There are two things in play here. One is my own set of personal sensibilities. I'm a person who is adamantly against using the space on his clothing to advertise its designer or manufacturer. I have never felt the need to define myself to others by making it abundantly clear to them that I wear American Eagle or Abercrombie or whatever else. And the text on the butt thing...I've had a hard spot for that for many years. It could be something like what I described above, the word "PINK" (read: Victoria's Secret brand) in large block letters, "Princess" in script, or "A&F" or "1892" - I just don't get it, and I'm not sure I want to. After thinking about this phenomenon, the earliest instance of it in my memory was almost fifteen years ago, back in high school - the members of the dance team had shorts with two tiger paws on the back. I hope all these young women understand that by wearing such apparel, they are inviting glances at their derrières (but not anything more), and forfeit their grounds for complaint against anyone who takes advantage of that invitation.

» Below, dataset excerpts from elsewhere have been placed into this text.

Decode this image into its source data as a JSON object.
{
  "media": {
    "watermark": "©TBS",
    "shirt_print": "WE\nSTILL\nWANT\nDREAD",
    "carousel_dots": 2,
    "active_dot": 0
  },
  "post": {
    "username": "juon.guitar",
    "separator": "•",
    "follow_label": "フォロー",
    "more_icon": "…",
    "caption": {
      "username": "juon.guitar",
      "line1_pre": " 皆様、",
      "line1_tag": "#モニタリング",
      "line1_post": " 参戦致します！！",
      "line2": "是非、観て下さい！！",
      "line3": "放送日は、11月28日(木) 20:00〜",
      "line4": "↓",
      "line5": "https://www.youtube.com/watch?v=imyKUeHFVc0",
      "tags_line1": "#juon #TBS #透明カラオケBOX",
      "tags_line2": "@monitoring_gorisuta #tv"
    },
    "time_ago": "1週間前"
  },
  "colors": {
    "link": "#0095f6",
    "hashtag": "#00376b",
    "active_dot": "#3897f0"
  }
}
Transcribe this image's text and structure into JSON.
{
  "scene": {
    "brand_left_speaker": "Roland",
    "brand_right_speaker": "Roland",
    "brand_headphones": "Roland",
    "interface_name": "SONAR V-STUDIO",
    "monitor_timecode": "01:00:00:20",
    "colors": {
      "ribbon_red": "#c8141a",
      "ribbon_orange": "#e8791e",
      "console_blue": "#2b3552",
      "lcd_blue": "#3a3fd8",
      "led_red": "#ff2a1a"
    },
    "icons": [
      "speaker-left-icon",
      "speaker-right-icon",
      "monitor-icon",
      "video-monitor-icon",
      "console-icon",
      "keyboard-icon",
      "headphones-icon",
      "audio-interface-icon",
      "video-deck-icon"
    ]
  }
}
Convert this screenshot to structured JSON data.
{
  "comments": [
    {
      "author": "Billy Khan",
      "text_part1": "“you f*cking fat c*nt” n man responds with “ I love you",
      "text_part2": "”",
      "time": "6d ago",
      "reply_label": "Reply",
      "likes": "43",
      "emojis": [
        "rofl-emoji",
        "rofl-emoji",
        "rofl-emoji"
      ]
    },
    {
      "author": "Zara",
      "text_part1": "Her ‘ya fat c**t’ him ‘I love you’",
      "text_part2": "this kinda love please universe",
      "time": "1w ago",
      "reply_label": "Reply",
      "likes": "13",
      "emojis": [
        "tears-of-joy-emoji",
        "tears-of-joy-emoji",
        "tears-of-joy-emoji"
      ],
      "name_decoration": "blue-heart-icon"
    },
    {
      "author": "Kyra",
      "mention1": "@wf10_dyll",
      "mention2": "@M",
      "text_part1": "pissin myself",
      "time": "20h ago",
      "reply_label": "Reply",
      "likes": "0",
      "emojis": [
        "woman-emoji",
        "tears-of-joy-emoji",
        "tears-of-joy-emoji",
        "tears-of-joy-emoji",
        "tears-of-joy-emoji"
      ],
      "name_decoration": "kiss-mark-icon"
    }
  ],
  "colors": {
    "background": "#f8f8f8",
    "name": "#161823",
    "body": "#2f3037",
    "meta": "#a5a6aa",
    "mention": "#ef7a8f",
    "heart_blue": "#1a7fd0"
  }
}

The second factor was a context of which I was unaware at the time, but that was revealed to me in subsequent research. I wanted to know who was making and/or selling this kind of shit, and so I Googled "it's all about me." The results fell into two broad categories. One was gear for brides and bachelorettes. The other was related to a cartoon character called Happy Bunny - and this intrigued me, because I vaguely recalled seeing a rabbit on the front of the clothing in question. It's the work of a cartoonist named Jim Benton, and he's actually pretty good. This caused me to understand more...slightly more.
This episode was recalled strongly a few days after it happened, as I watched "The Decision" on ESPN, aka "The LeBacle," the birth of "Miami Thrice," and "The Final Death Blow for Cleveland's Collective Sports Psyche."* In the hours that followed, I noted that the girl's shorts were perfectly appropriate for LeBron. One day, she might even decide to take her talents to South Beach.
*Arguably, also dying: the competitive balance of the NBA for the next seven to ten years.